Sam nickte. »Hab ich mir auch schon gedacht. Irgendeine Idee, wie alt er sein könnte?«

»Es ist kein Teenager, dazu ist er zu methodisch und zu beherrscht. Aber es handelt sich auch nicht um einen alten Mann. Er muss kein Sportler sein, aber auf jeden Fall einigermaßen fit – laufen auf den Feldwegen, über Mauern klettern, einen Körper schleppen. Ich würde auf fünfundzwanzig bis vierzig tippen, mehr oder weniger.«

»Und ich glaube«, sagte Sam, während er eifrig schrieb, »er kennt sich in der Gegend aus.«

»Oh ja«, sagte ich. »Entweder er stammt von dort, oder er hat viel Zeit in der Umgebung von Glenskehy verbracht, so oder so. Er ist mit der Gegend gut vertraut. Er hat sich nach der Tat noch elend lange dort aufgehalten. Täter, die sich nicht auskennen, werden meist nervös und hauen ab, so schnell sie können.
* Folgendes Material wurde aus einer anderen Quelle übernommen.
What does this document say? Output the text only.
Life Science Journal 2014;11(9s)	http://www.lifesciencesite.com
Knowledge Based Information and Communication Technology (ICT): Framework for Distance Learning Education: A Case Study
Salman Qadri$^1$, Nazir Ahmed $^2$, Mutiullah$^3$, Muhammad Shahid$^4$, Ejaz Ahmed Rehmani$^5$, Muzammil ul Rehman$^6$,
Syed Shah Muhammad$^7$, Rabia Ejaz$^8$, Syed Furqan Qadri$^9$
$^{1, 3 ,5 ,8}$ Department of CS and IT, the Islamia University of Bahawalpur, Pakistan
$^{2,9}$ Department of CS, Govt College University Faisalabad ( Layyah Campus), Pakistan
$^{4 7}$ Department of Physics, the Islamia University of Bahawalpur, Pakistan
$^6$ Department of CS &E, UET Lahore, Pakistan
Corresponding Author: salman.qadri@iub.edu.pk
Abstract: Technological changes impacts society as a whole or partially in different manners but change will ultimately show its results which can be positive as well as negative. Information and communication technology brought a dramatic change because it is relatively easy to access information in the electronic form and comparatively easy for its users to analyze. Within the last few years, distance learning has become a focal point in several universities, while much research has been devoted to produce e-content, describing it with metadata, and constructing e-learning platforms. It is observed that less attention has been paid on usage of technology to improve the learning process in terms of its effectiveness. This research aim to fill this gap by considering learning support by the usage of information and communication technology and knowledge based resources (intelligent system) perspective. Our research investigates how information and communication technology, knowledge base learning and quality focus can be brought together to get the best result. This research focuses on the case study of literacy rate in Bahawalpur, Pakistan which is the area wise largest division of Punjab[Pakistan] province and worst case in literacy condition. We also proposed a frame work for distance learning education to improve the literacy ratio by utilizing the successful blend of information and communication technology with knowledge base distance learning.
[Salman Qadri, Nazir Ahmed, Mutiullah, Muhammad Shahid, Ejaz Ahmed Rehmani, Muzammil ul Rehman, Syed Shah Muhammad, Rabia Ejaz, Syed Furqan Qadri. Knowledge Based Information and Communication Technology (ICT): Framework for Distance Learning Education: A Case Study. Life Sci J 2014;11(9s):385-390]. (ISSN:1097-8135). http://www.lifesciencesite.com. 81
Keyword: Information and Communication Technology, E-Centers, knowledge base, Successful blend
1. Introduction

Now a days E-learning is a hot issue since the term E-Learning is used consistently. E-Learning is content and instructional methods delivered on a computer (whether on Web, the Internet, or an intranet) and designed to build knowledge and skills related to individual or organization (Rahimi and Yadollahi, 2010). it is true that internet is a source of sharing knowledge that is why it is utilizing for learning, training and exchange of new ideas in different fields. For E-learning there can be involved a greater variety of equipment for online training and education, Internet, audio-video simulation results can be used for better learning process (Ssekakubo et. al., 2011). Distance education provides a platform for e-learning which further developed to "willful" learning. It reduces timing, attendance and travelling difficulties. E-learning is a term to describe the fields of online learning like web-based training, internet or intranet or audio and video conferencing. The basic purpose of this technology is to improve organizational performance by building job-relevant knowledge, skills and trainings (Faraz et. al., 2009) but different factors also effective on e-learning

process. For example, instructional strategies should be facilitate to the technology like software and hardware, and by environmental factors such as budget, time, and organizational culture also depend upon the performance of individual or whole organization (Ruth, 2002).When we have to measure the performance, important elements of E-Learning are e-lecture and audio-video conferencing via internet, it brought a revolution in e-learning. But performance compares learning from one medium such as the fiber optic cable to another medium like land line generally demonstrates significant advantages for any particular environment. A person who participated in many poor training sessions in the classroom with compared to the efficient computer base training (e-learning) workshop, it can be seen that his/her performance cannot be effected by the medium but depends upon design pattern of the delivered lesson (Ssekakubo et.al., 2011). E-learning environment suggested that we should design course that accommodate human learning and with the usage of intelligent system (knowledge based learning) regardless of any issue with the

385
Und wie die Karten zeigen, sind die Feldwege da der reinste Irrgarten, aber er hat sie gefunden – mitten in der Nacht, ohne Straßenlampen –, nachdem sie ihm entwischt war.«

Aus irgendeinem Grund fand ich es diesmal schwieriger als sonst. Ich war alles, was wir hatten, bis zum Gehtnichtmehr durchgegangen, lehrbuchmäßig, aber es gelang mir einfach nicht, den Täter greifbar zu machen. Jedes Mal, wenn ich die Hand nach ihm ausstreckte, strömte er mir durch die Finger wie Rauch, um über den Horizont zu entgleiten, und die einzige Silhouette, auf die ich starrte, war die von Lexie. Ich versuchte, mich damit zu beruhigen, dass das Erstellen von Täterprofilen eine Fertigkeit ist wie jede andere auch, wie ein Rückwärtssalto, wie Fahrradfahren: Wenn du aus der Übung kommst, rostet dein Instinkt ein, aber das muss nicht heißen, dass er für immer verloren ist.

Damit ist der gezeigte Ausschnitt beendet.